Early AI in a Pre-LLM World
Starting around 2017, we began implementing NLP and NLU capabilities to handle routine prospect interactions automatically. This was years before GPT-3 or any modern large language model research. The AI of that era was limited — it could parse intent reasonably well but produced garbage responses if left unsupervised.
Our approach was essentially hacking together what we’d now recognize as an agent workflow and tool-calling architecture, built on a rules engine called Corticon. The AI would parse an incoming inquiry, identify the intent, and then pull real-time data from the property management system — current availability, pricing, pet policies, move-in specials — to construct an accurate response. The rules engine acted as both guardrail and orchestration layer, ensuring the AI never hallucinated details about a specific property. In retrospect, we were building something between a modern workflow manager like LangGraph and a tool-calling protocol like MCP, years before either concept had a name.
The system delivered 2 to 4x faster response times for both prospects and residents at pilot properties. More importantly, it validated an approach to AI product design that I’ve carried through every subsequent role: give the AI enough capability to be useful while constraining the failure modes through structured data access and rules-based validation. The specific tools change — Corticon then, LangGraph and MCP now — but the pattern of controlled autonomy remains the same.
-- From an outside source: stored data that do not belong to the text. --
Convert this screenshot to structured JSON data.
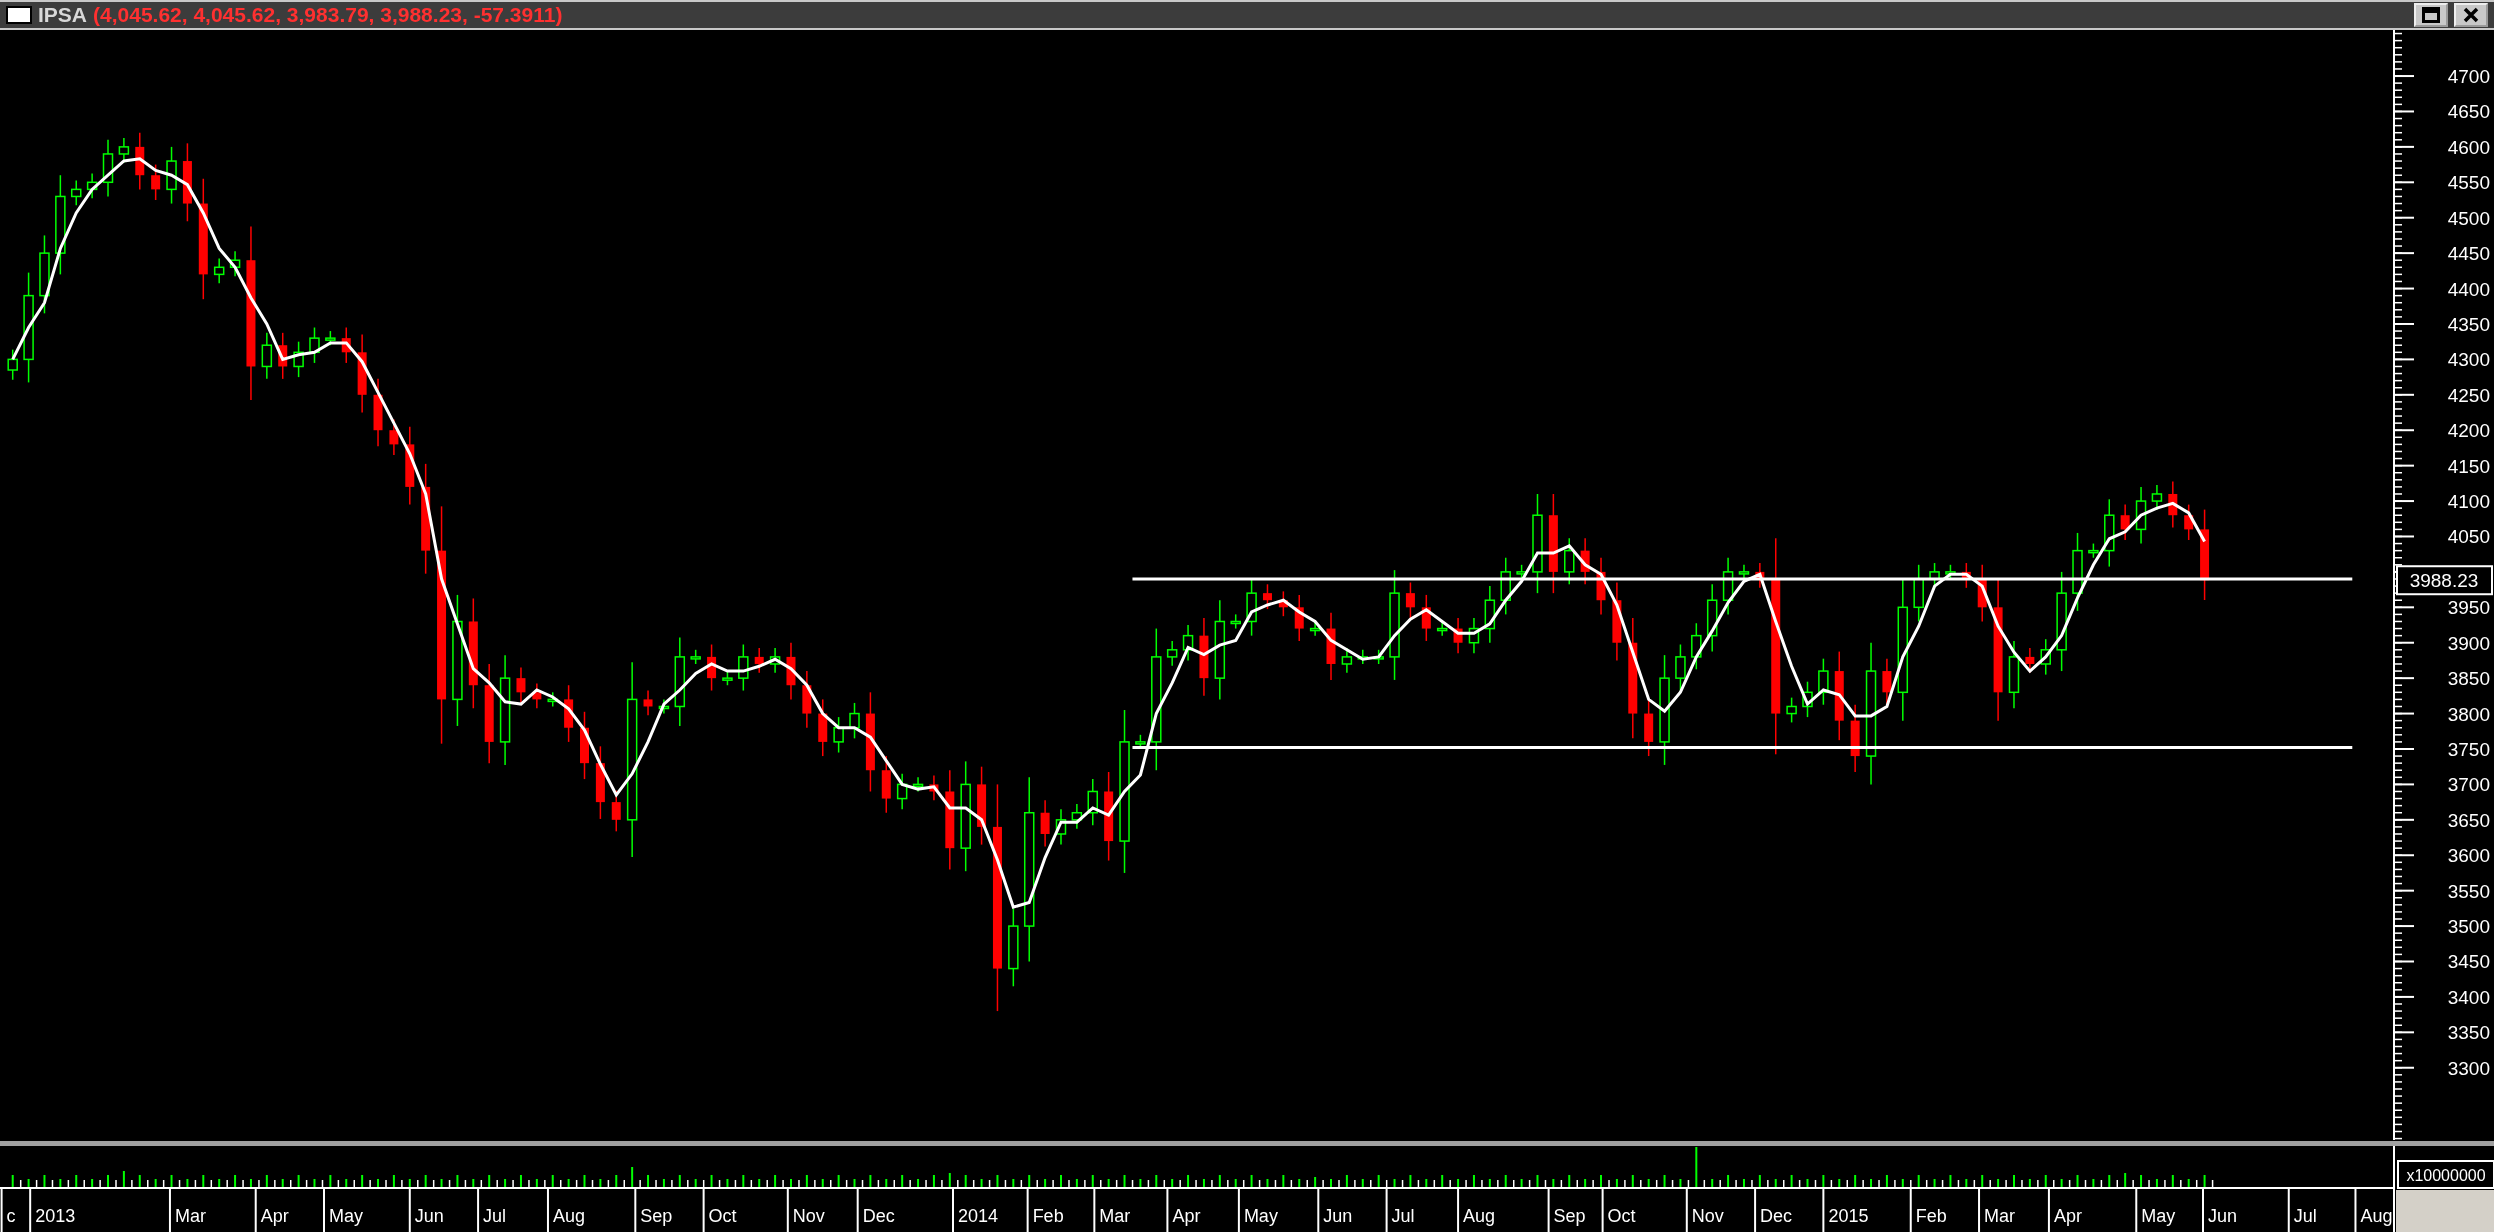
{
  "window": {
    "title": "IPSA",
    "quote": "(4,045.62, 4,045.62, 3,983.79, 3,988.23, -57.3911)"
  },
  "chart": {
    "last_price_label": "3988.23",
    "volume_scale_label": "x10000000",
    "price_axis_labels": [
      "4700",
      "4650",
      "4600",
      "4550",
      "4500",
      "4450",
      "4400",
      "4350",
      "4300",
      "4250",
      "4200",
      "4150",
      "4100",
      "4050",
      "3950",
      "3900",
      "3850",
      "3800",
      "3750",
      "3700",
      "3650",
      "3600",
      "3550",
      "3500",
      "3450",
      "3400",
      "3350",
      "3300"
    ],
    "month_labels": [
      "c",
      "2013",
      "Mar",
      "Apr",
      "May",
      "Jun",
      "Jul",
      "Aug",
      "Sep",
      "Oct",
      "Nov",
      "Dec",
      "2014",
      "Feb",
      "Mar",
      "Apr",
      "May",
      "Jun",
      "Jul",
      "Aug",
      "Sep",
      "Oct",
      "Nov",
      "Dec",
      "2015",
      "Feb",
      "Mar",
      "Apr",
      "May",
      "Jun",
      "Jul",
      "Aug"
    ]
  }
}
Scaling Across Four Continents
By the time the team reached its full scale, I was directly leading 50-plus people across design, customer support, and customer success spanning four continents. I also partnered closely with engineering leadership to indirectly coordinate the broader technical organization. Managing distributed teams at that scale forced a level of operational rigor that smaller teams can get away without.
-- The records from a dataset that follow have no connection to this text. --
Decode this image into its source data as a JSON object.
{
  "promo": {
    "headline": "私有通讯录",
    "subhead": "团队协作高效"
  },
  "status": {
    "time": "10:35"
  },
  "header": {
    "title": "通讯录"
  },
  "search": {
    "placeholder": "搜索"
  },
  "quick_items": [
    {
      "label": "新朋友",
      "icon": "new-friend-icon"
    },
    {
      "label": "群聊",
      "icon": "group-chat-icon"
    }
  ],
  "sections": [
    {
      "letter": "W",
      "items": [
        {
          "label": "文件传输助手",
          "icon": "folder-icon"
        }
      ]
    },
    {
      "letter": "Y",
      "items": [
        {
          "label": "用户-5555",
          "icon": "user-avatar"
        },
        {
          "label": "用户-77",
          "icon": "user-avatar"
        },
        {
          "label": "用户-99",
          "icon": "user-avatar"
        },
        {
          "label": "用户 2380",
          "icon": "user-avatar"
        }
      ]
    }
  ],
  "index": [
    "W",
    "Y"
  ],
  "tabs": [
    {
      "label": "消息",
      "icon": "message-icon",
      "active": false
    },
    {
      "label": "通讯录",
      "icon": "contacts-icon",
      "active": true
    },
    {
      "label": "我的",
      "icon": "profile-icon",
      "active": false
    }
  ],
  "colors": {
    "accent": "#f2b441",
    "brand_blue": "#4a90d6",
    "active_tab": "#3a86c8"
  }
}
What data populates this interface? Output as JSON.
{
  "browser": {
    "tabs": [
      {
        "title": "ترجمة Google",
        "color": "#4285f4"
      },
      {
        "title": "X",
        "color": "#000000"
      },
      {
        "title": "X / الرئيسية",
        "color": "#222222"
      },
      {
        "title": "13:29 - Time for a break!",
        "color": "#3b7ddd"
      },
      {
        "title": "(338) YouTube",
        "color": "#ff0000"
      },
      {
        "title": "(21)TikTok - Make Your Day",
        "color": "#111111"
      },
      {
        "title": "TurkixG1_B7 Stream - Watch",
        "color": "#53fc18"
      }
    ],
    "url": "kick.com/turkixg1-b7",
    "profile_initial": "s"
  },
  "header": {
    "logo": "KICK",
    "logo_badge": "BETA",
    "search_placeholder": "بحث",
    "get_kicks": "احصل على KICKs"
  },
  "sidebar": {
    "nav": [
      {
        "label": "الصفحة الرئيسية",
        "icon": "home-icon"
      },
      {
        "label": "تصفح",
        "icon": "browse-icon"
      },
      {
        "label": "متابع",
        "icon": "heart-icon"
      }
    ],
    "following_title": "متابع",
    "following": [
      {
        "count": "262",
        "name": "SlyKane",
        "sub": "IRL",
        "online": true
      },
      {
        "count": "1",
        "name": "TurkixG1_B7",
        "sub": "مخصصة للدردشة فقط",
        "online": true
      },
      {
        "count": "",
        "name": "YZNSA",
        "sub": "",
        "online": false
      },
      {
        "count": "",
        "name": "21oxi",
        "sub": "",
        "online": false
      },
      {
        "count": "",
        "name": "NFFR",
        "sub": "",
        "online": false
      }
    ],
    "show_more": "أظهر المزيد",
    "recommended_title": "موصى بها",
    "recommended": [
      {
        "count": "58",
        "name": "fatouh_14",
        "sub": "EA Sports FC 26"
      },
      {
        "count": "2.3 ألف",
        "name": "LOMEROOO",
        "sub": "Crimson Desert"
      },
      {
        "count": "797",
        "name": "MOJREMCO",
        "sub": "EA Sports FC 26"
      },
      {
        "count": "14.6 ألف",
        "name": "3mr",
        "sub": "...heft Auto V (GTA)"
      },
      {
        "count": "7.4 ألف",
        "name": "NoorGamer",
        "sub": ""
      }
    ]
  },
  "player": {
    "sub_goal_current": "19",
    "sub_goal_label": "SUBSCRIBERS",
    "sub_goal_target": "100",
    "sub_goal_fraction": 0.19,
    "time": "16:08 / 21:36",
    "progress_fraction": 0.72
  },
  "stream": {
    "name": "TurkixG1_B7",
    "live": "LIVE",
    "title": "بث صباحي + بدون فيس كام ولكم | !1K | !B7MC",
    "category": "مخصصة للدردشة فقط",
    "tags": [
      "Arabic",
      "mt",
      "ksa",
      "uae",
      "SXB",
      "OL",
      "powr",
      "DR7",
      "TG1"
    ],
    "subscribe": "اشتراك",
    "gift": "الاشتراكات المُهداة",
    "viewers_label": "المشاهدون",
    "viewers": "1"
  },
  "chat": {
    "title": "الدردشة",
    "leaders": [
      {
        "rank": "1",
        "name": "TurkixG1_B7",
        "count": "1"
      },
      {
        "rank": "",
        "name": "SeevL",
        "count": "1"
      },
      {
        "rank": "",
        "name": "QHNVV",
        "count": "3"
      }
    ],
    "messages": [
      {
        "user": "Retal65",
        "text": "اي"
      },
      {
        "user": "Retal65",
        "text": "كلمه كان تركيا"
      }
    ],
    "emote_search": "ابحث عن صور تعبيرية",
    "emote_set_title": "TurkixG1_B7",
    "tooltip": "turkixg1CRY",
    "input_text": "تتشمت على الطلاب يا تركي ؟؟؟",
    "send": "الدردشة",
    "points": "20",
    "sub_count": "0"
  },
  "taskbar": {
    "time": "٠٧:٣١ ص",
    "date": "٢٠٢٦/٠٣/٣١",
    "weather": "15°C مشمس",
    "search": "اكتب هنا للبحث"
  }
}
I adopted Figma in 2017 — early enough that we were among the first enterprise design teams using it as a primary tool. The design system we built in Figma reduced time-to-market by 50 percent and brought burn rates 30 percent below industry benchmarks. These weren’t vanity metrics. When you’re coordinating design work across San Francisco, Hyderabad, Manila, and São Paulo, the system either scales or the work doesn’t ship. Structured communication protocols, shared component libraries, and documented decision-making frameworks replaced the informal coordination that works in a 10-person office but collapses at global scale.
The Pandemic and the Acquisition
By early 2020, Reva had built exactly the kind of technology that a suddenly remote property management industry needed. Our centralized call handling, AI-assisted responses, and distributed team infrastructure were designed for the world that COVID-19 created overnight. The product was positioned for significant growth.
Maximus, a major investor, chose to move in a different direction. The friction between our growth ambitions and their strategic priorities eventually led to Maximus acquiring the company and its IP. I won’t dwell on the what-ifs, but I believe that with a few million dollars focused on sales and scaling in 2020, the trajectory could have been substantially different.
What Eight Years Taught Me
Reva is where I developed the frameworks I still use. Culture-first hiring. Distributed decision-making authority. Design systems as operational infrastructure, not aesthetic polish. AI as a controlled tool rather than an autonomous agent. The conviction that workflow design — how people actually do their work — matters more than interface design in driving business outcomes. Every role since has been a refinement of patterns that first took shape over those eight years.